Posted 15 October, 2018 by Nikki in General / 8 Comments

Normally, I have a policy of commenting back on the blogs of everyone who comments here. It slipped for a while due to complete lack of time between working, studying and moving, but I’m trying to get back into the habit now. However, during the last week someone commented on my blog and I blithely went to comment back on theirs… only to find that they hold views completely repugnant to me.

I’m (somewhat) okay with having friends who disagree with me, who even think that (for example) homosexuality is a sin, support Trump, support Brexit, think that trigger/content warnings are political correctness gone mad, etc, etc. But those friends are usually friends who mostly keep it under their hat when around me unless we decide to discuss it in a civil manner: they don’t openly rank homosexuality with paedophilia, or tell me my wife should have been turned back at the border, etc. I don’t usually make friends with people who openly declare that they think I’m going to hell, and to be quite frank, pushing one’s boundaries and not living in an echo chamber is one thing — putting up with someone who sounds honestly gleeful about how disgusting they find me and people I love is quite another.
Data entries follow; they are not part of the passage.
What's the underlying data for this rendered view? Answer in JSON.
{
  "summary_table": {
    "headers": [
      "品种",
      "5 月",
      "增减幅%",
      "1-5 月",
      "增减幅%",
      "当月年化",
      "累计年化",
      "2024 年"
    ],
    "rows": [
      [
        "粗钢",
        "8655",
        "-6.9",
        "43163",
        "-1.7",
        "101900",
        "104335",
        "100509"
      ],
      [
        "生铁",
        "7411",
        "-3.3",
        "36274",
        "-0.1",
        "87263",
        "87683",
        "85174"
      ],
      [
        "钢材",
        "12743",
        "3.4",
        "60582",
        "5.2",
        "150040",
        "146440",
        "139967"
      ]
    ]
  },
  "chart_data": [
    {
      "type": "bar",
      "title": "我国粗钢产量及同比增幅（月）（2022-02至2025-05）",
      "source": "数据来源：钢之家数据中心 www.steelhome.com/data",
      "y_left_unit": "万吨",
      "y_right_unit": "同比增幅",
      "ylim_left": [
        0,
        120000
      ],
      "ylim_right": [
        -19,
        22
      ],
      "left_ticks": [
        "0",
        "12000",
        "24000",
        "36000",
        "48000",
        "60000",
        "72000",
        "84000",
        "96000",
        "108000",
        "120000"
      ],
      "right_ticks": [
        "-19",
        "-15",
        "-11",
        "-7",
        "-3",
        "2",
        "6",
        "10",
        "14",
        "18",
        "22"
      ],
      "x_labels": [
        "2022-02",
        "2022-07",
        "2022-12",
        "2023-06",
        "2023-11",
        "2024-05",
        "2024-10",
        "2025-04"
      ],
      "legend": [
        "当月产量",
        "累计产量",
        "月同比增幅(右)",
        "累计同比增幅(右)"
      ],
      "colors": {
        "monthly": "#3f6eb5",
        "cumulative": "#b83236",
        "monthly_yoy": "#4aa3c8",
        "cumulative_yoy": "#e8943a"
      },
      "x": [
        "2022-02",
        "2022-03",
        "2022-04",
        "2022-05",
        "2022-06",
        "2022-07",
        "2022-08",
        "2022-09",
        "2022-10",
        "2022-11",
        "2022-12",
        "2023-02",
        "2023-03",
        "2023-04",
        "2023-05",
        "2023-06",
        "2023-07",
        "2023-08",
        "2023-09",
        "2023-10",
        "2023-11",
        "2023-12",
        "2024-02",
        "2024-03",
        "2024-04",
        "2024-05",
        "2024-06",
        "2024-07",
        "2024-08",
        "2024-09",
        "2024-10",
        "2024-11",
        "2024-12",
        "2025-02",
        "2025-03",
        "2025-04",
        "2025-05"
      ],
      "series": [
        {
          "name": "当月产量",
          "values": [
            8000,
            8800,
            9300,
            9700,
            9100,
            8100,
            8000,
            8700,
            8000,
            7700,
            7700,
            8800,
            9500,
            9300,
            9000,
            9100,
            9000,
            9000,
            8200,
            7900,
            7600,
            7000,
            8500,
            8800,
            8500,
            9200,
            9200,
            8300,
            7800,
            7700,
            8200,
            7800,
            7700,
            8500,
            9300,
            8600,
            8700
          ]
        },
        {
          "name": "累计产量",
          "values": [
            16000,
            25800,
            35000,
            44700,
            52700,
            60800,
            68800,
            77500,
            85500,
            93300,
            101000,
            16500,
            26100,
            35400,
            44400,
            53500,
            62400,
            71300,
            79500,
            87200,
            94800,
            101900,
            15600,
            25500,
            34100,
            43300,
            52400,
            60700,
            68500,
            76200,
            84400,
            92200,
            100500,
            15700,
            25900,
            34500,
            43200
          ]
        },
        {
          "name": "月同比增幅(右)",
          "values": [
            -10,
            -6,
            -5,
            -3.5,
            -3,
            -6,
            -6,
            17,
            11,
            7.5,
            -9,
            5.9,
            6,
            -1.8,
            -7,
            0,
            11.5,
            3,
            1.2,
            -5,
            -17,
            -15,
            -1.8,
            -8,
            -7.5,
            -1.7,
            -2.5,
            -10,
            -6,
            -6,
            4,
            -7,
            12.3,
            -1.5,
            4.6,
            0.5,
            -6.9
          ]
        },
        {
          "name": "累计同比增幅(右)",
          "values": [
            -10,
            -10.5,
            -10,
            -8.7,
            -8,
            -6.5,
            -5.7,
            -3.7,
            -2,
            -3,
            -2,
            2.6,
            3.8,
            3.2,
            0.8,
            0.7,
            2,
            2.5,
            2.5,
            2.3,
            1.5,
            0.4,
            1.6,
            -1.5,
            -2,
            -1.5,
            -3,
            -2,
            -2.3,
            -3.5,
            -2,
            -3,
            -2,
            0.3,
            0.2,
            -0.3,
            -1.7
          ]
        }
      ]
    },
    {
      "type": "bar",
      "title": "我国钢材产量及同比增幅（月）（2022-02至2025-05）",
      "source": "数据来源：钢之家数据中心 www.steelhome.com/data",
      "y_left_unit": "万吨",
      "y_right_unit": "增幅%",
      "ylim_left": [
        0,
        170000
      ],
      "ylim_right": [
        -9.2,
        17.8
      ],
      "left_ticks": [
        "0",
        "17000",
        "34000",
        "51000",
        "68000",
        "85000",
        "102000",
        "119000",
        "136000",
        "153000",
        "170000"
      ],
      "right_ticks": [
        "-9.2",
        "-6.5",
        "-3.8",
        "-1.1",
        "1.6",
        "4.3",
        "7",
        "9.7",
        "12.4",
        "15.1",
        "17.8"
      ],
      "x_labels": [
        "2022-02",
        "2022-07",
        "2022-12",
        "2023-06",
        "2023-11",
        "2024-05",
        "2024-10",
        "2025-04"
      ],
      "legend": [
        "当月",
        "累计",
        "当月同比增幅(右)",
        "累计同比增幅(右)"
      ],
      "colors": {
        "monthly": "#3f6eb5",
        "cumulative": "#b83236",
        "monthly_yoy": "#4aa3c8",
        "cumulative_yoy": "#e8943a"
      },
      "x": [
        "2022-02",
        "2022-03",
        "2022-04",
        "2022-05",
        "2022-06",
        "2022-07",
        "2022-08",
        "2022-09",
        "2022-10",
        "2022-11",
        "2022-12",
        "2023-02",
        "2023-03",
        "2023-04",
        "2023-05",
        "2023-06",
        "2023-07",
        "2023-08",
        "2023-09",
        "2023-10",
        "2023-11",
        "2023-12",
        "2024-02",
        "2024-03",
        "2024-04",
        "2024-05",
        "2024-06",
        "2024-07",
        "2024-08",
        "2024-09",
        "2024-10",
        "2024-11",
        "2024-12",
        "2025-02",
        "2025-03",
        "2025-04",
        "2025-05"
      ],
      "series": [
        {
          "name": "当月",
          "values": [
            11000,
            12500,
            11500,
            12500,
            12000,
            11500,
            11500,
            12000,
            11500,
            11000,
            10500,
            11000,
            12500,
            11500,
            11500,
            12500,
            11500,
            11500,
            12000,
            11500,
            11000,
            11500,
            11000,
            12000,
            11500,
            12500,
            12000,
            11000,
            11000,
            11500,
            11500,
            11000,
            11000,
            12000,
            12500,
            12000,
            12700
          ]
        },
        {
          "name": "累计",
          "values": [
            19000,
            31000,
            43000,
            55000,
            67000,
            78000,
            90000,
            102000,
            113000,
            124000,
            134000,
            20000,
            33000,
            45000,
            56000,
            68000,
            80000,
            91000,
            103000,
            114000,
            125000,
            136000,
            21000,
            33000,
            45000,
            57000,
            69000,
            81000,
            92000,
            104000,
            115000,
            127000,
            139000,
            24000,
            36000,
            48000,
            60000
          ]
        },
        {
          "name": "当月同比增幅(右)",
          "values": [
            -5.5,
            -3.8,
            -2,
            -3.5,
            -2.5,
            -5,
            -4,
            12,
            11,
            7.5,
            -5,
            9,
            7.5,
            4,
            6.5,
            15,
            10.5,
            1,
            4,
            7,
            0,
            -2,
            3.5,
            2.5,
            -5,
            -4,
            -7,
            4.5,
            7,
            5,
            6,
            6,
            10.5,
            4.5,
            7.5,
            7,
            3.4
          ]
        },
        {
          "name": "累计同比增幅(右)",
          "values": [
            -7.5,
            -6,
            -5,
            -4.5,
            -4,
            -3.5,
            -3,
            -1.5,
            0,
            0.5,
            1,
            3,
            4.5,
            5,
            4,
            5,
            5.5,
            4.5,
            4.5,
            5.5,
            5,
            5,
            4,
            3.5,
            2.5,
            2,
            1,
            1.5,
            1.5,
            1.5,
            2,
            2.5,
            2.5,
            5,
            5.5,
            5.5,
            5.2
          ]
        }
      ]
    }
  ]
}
And, being honest… I know another blogger can’t do anything to harm me, but going to their blog to find their comments about homosexuality being a sin and perversion felt like a bucket of ice cold water being dumped over my head. I was scared. People like that make the world a frightening place for people like me. Even if they themselves do nothing but talk, people like them followed me and my sister around at school telling us we should kill ourselves; people like that leave people like me for dead on the side of the road, not just historically but now (with homophobic attacks in my own country up almost 80% in the last four years). People like me have to be careful.

It was a harsh reminder that sharing a love of books with someone doesn’t mean we share anything else. Maybe if their top review hadn’t contained a disgusted comment about the book involving homosexuality, we’d have had a short chat about books and parted none the wiser. But I did see that.

So, should I have commented? I don’t know. In the end, I decided that they too would probably prefer it if I didn’t comment, given the givens. I definitely felt safer not doing so.